Ils sont une vingtaine, peut-être plus. Hors du chaos qui bouleverse leur pays, et pourtant en plein dedans, les cyberactivistes syriens exilés couvrent à distance les protestations en cours dans plusieurs villes du pays. Vendredi, ils sont parvenus, à l’aide d’une webcam, à assurer un direct des manifestations depuis Banias et Homs sur Al-Jazira, prenant le relais des journalistes réduits au silence par les autorités.

Rami Nakhle, 28 ans, est l’un d’entre eux. Basé à Beyrouth, il s’évertue à miner le régime de Bachar el-Assad, un président que, pourtant, il a aimé par le passé. Armé d’un ordinateur portable et de téléphones mobiles, il réceptionne vidéos, photos et témoignages que lui envoient les manifestants de Syrie et les transfère aussitôt sur YouTube, Facebook et Twitter. Il fournit également des images aux chaînes télévisées Al-Jazira et Al-Arabiya, les plus suivies dans le monde arabe.
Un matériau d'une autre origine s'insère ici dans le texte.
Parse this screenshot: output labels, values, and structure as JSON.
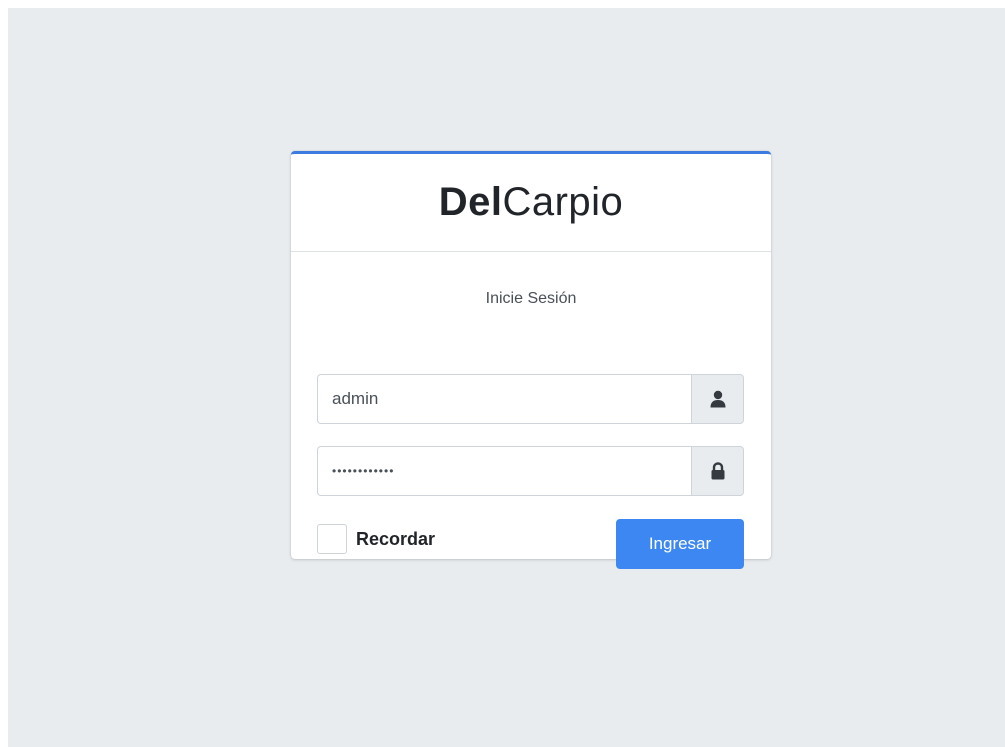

Face au mutisme imposé par le régime syrien, ces activistes donnent le ton sur les événements en cours dans leur pays. Ils représentent quasiment les seules sources d’information pour le monde extérieur, mais aussi pour leurs compatriotes sur place. Rami Nakhle converse sur Skype avec des manifestants dans plusieurs villes de Syrie. A ses relais à Banias, il transmet des informations sur l’évolution des soulèvements à Deraa, construisant des ponts virtuels entre les foules. «Nous, activistes, voulons dévoiler au monde ce qu’il se passe dans notre pays, mais aussi montrer aux Syriens la vraie nature de ce régime, prêt à tuer tous les manifestants», déclare le cyberactiviste sur l’écran d’Al-Jazira. A Hama, en 1982, suite au soulèvement des Frères musulmans, les forces du régime avaient massacré des milliers de personnes en secret. Les cyber­activistes tentent d’empêcher l’histoire de se reproduire. «Nous écrivons notre version de la révolution», clame Rami Nakhle.

Déjouer la surveillance

Basé à Beyrouth, à Londres ou à Chicago, le réseau parvient à déjouer les contrôles du gouvernement syrien par le biais de serveurs proxys hébergés à l’étranger, renouvelés en permanence; en changeant de carte sim régulièrement, ou en téléphonant sur Skype. Sur leur vitrine, une page Facebook appelée «Syria Revolution», ils ont rassemblé près de 160 000 internautes.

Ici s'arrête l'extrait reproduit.